Survival instincts kicking in, I clamored to unbuckle my seat belt. I felt a warm liquid begin to drip down my face and as I put my hand on my cheek, I realized there was a deep gash. Instead of feeling frightened, I felt more clear headed and rational than I had ever felt before.

The plane had ripped into two pieces. I glanced toward the crushed cockpit and knew immediately the pilot had not survived. Nevertheless, I called out to him. There was no answer and since I couldn't reach him physically, I stumbled into the open air. It was dark and raining.

"Hello? Is everyone okay?" I yelled out, amidst the downpour and fumes. There was no response. I began to cough. It was difficult to breathe and I felt dizzy. There was a blazing fire and large pieces of metal towering over me, and it was difficult to see because of the smoke from the fire.

In the distance I heard the voice of a woman. "We're over here...walk towards the trees," she cried.

It hurt to move, but I quickly ran away from the wreckage. The woman guided me by the sound of her voice; it grew louder the farther I got away from the plane. Suddenly, there was an explosion and I tumbled to the ground. As I fell, I looked back to see fireballs rocket into the night sky. I gasped in shock.

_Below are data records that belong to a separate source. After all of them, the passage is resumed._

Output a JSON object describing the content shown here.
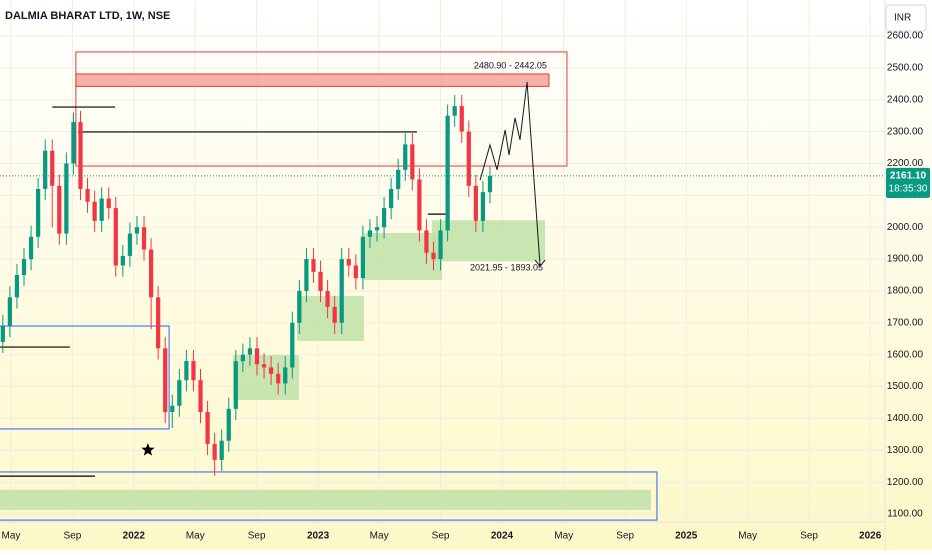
{
  "chart_data": {
    "type": "candlestick",
    "title": "DALMIA BHARAT LTD, 1W, NSE",
    "currency": "INR",
    "xlim": [
      14.2,
      264.9
    ],
    "ylim": [
      1075,
      2713
    ],
    "xticks": [
      {
        "value": 17.3,
        "label": "May"
      },
      {
        "value": 34.7,
        "label": "Sep"
      },
      {
        "value": 52.1,
        "label": "2022"
      },
      {
        "value": 69.5,
        "label": "May"
      },
      {
        "value": 86.9,
        "label": "Sep"
      },
      {
        "value": 104.3,
        "label": "2023"
      },
      {
        "value": 121.6,
        "label": "May"
      },
      {
        "value": 139.0,
        "label": "Sep"
      },
      {
        "value": 156.4,
        "label": "2024"
      },
      {
        "value": 173.9,
        "label": "May"
      },
      {
        "value": 191.3,
        "label": "Sep"
      },
      {
        "value": 208.6,
        "label": "2025"
      },
      {
        "value": 226.0,
        "label": "May"
      },
      {
        "value": 243.4,
        "label": "Sep"
      },
      {
        "value": 260.7,
        "label": "2026"
      }
    ],
    "yticks": [
      {
        "value": 1100,
        "label": "1100.00"
      },
      {
        "value": 1200,
        "label": "1200.00"
      },
      {
        "value": 1300,
        "label": "1300.00"
      },
      {
        "value": 1400,
        "label": "1400.00"
      },
      {
        "value": 1500,
        "label": "1500.00"
      },
      {
        "value": 1600,
        "label": "1600.00"
      },
      {
        "value": 1700,
        "label": "1700.00"
      },
      {
        "value": 1800,
        "label": "1800.00"
      },
      {
        "value": 1900,
        "label": "1900.00"
      },
      {
        "value": 2000,
        "label": "2000.00"
      },
      {
        "value": 2100,
        "label": "2100.00"
      },
      {
        "value": 2200,
        "label": "2200.00"
      },
      {
        "value": 2300,
        "label": "2300.00"
      },
      {
        "value": 2400,
        "label": "2400.00"
      },
      {
        "value": 2500,
        "label": "2500.00"
      },
      {
        "value": 2600,
        "label": "2600.00"
      }
    ],
    "grid": true,
    "up_color": "#089981",
    "down_color": "#f23645",
    "x": [
      15,
      17,
      19,
      21,
      23,
      25,
      27,
      29,
      31,
      33,
      35,
      37,
      39,
      41,
      43,
      45,
      47,
      49,
      51,
      53,
      55,
      57,
      59,
      61,
      63,
      65,
      67,
      69,
      71,
      73,
      75,
      77,
      79,
      81,
      83,
      85,
      87,
      89,
      91,
      93,
      95,
      97,
      99,
      101,
      103,
      105,
      107,
      109,
      111,
      113,
      115,
      117,
      119,
      121,
      123,
      125,
      127,
      129,
      131,
      133,
      135,
      137,
      139,
      141,
      143,
      145,
      147,
      149,
      151,
      153
    ],
    "open": [
      1640,
      1690,
      1780,
      1850,
      1900,
      1970,
      2120,
      2240,
      2130,
      1980,
      2200,
      2330,
      2120,
      2080,
      2020,
      2090,
      2060,
      1880,
      1910,
      1980,
      2000,
      1930,
      1780,
      1620,
      1420,
      1440,
      1520,
      1580,
      1520,
      1420,
      1320,
      1270,
      1330,
      1430,
      1580,
      1600,
      1620,
      1570,
      1560,
      1540,
      1510,
      1560,
      1700,
      1800,
      1900,
      1860,
      1800,
      1750,
      1700,
      1900,
      1880,
      1840,
      1970,
      1990,
      2000,
      2060,
      2120,
      2180,
      2260,
      2150,
      1990,
      1920,
      1900,
      1990,
      2350,
      2380,
      2300,
      2130,
      2020,
      2110
    ],
    "high": [
      1725,
      1815,
      1885,
      1935,
      2005,
      2155,
      2275,
      2275,
      2165,
      2235,
      2360,
      2365,
      2155,
      2115,
      2125,
      2125,
      2095,
      1945,
      2015,
      2035,
      2035,
      1965,
      1815,
      1655,
      1475,
      1555,
      1615,
      1615,
      1555,
      1455,
      1355,
      1365,
      1465,
      1615,
      1635,
      1655,
      1655,
      1605,
      1595,
      1575,
      1595,
      1735,
      1835,
      1935,
      1935,
      1895,
      1835,
      1785,
      1935,
      1935,
      1915,
      2005,
      2025,
      2035,
      2095,
      2155,
      2215,
      2295,
      2295,
      2185,
      2025,
      1955,
      2025,
      2385,
      2415,
      2415,
      2335,
      2165,
      2145,
      2190
    ],
    "low": [
      1605,
      1655,
      1745,
      1815,
      1865,
      1935,
      2085,
      2000,
      1945,
      1945,
      2165,
      2085,
      2045,
      1985,
      1985,
      2025,
      1845,
      1845,
      1875,
      1945,
      1895,
      1680,
      1585,
      1385,
      1370,
      1405,
      1485,
      1485,
      1385,
      1285,
      1220,
      1235,
      1295,
      1395,
      1545,
      1565,
      1535,
      1525,
      1505,
      1475,
      1475,
      1525,
      1665,
      1765,
      1825,
      1765,
      1715,
      1665,
      1665,
      1845,
      1805,
      1805,
      1935,
      1955,
      1965,
      2025,
      2085,
      2145,
      2115,
      1955,
      1885,
      1865,
      1865,
      1955,
      2315,
      2265,
      2095,
      1985,
      1985,
      2075
    ],
    "close": [
      1690,
      1780,
      1850,
      1900,
      1970,
      2120,
      2240,
      2130,
      1980,
      2200,
      2330,
      2120,
      2080,
      2020,
      2090,
      2060,
      1880,
      1910,
      1980,
      2000,
      1930,
      1780,
      1620,
      1420,
      1440,
      1520,
      1580,
      1520,
      1420,
      1320,
      1270,
      1330,
      1430,
      1580,
      1600,
      1620,
      1570,
      1560,
      1540,
      1510,
      1560,
      1700,
      1800,
      1900,
      1860,
      1800,
      1750,
      1700,
      1900,
      1880,
      1840,
      1970,
      1990,
      2000,
      2060,
      2120,
      2180,
      2260,
      2150,
      1990,
      1920,
      1900,
      1990,
      2350,
      2380,
      2300,
      2130,
      2020,
      2110,
      2161.1
    ],
    "last_price": {
      "value": 2161.1,
      "label": "2161.10"
    },
    "countdown": "18:35:30",
    "zones": [
      {
        "x": [
          35.7,
          174.8
        ],
        "y": [
          2192,
          2550
        ],
        "fill": "none",
        "stroke": "#e53935"
      },
      {
        "x": [
          35.7,
          169.7
        ],
        "y": [
          2442.05,
          2480.9
        ],
        "fill": "#f5a39a",
        "stroke": "#e53935",
        "label": "2480.90 - 2442.05",
        "label_position": "above"
      },
      {
        "x": [
          136.6,
          168.6
        ],
        "y": [
          1893.05,
          2021.95
        ],
        "fill": "#bfe0a8",
        "stroke": "none",
        "label": "2021.95 - 1893.05",
        "label_position": "below"
      },
      {
        "x": [
          117.3,
          139.4
        ],
        "y": [
          1834,
          1982
        ],
        "fill": "#bfe0a8",
        "stroke": "none"
      },
      {
        "x": [
          98.3,
          117.3
        ],
        "y": [
          1643,
          1784
        ],
        "fill": "#bfe0a8",
        "stroke": "none"
      },
      {
        "x": [
          80.2,
          98.9
        ],
        "y": [
          1458,
          1599
        ],
        "fill": "#bfe0a8",
        "stroke": "none"
      },
      {
        "x": [
          10,
          62.1
        ],
        "y": [
          1367,
          1690
        ],
        "fill": "none",
        "stroke": "#2962ff"
      },
      {
        "x": [
          10,
          198.6
        ],
        "y": [
          1113,
          1176
        ],
        "fill": "#bfe0a8",
        "stroke": "none"
      },
      {
        "x": [
          10,
          200.3
        ],
        "y": [
          1081,
          1232
        ],
        "fill": "none",
        "stroke": "#2962ff"
      }
    ],
    "levels": [
      {
        "x": [
          29,
          46.8
        ],
        "y": 2377
      },
      {
        "x": [
          36.3,
          132.3
        ],
        "y": 2299
      },
      {
        "x": [
          10,
          34
        ],
        "y": 1624
      },
      {
        "x": [
          10,
          41.1
        ],
        "y": 1219
      },
      {
        "x": [
          135.4,
          140.5
        ],
        "y": 2041
      }
    ],
    "projection": {
      "x": [
        150.2,
        153.0,
        155.0,
        157.3,
        158.4,
        160.1,
        161.5,
        163.5,
        167.2
      ],
      "y": [
        2148,
        2258,
        2180,
        2305,
        2227,
        2343,
        2274,
        2456,
        1878
      ]
    },
    "star": {
      "x": 56.1,
      "y": 1301
    }
  }
}
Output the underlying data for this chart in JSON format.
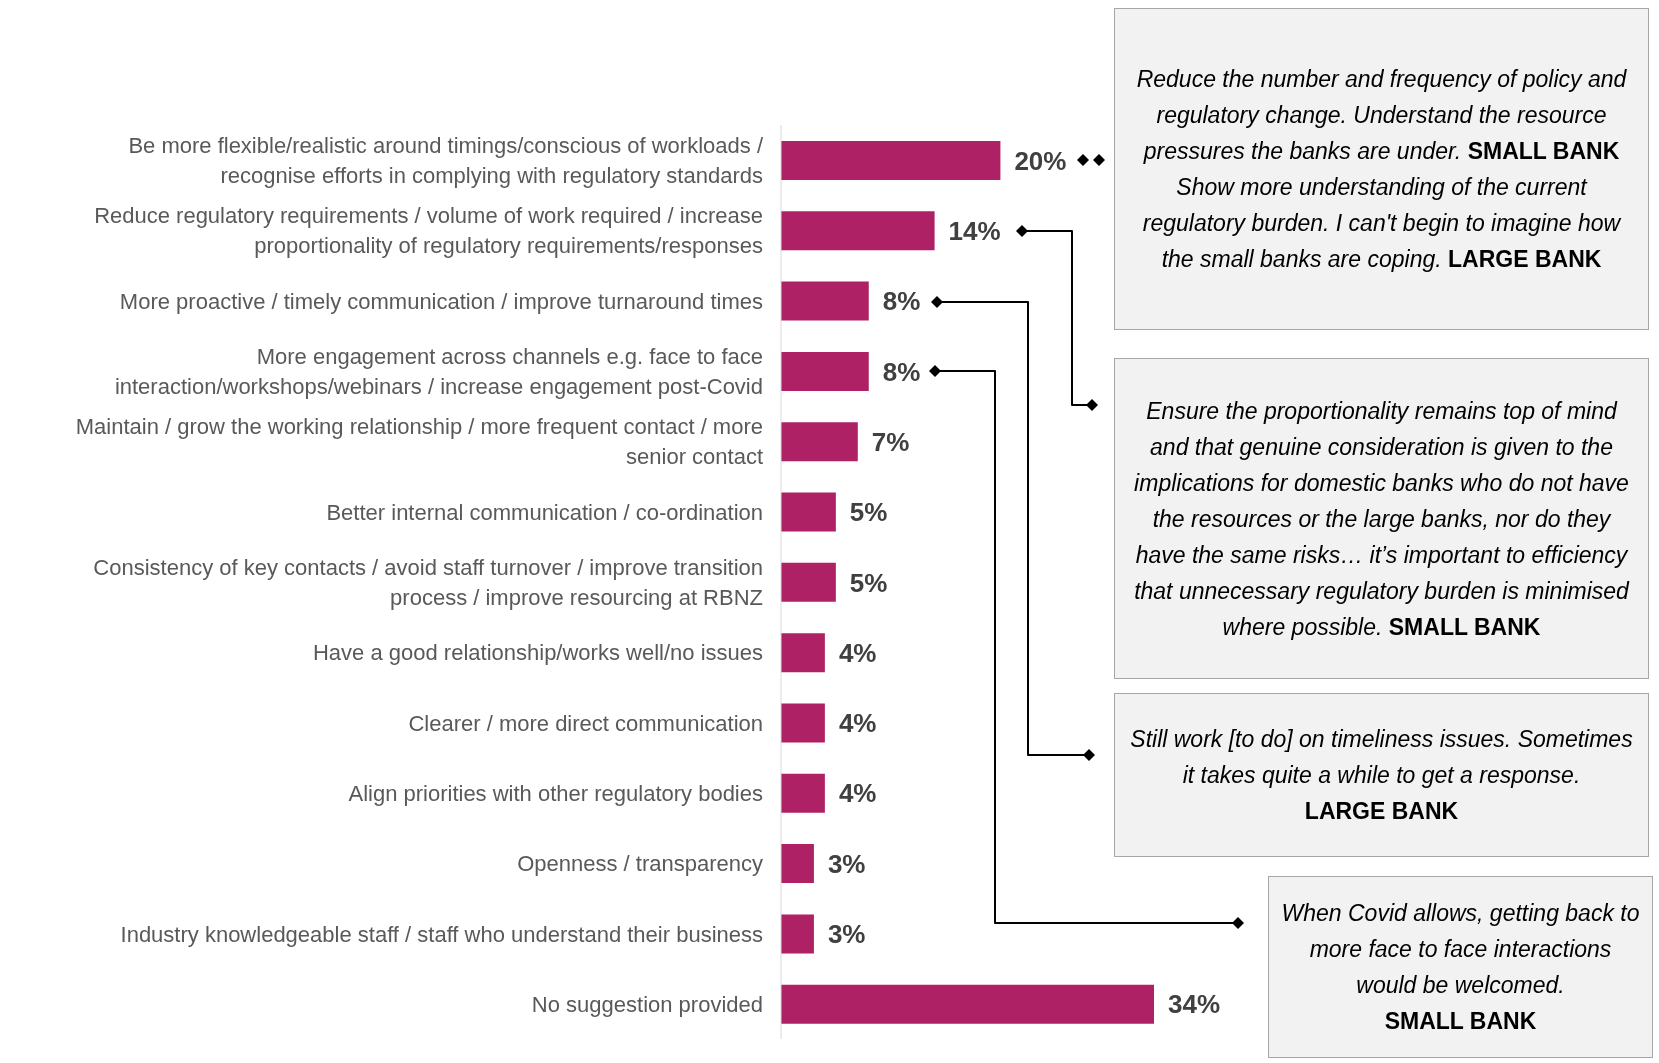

Trying to catch my breath, I called out to the woman. "Are there any other survivors?" I asked, my voice trembling with emotion.

"Only you," she responded sadly.

I looked around, and did not see the woman, only the dark forest.

"Only me?" I asked, confused. "What about you?"

It was then the woman appeared. She was not alone. A man was with her.

They were not passengers from the plane. There were only nine of us. I would have remembered these faces.

The woman and man stood still as statues, several feet away. What were they doing in the forest? They were wearing normal clothes, no, expensive looking clothes, and there wasn't a spec of dirt or damage. They weren't hikers or EMTs. The woman was small, the man was tall. And they were beautiful...almost heavenly looking...angelic.

"Did I die?" I blurted out. Maybe I was in some strange version of hell.

The man looked at the woman and they were both obviously concerned. It seemed as though they were talking to each other, but I couldn't hear what they were saying and their lips were moving too fast.

I didn't feel so clear headed anymore. I was trembling. My heart was pounding.

"We're going to help you," the woman stated. "My name is Alice. This is Jasper."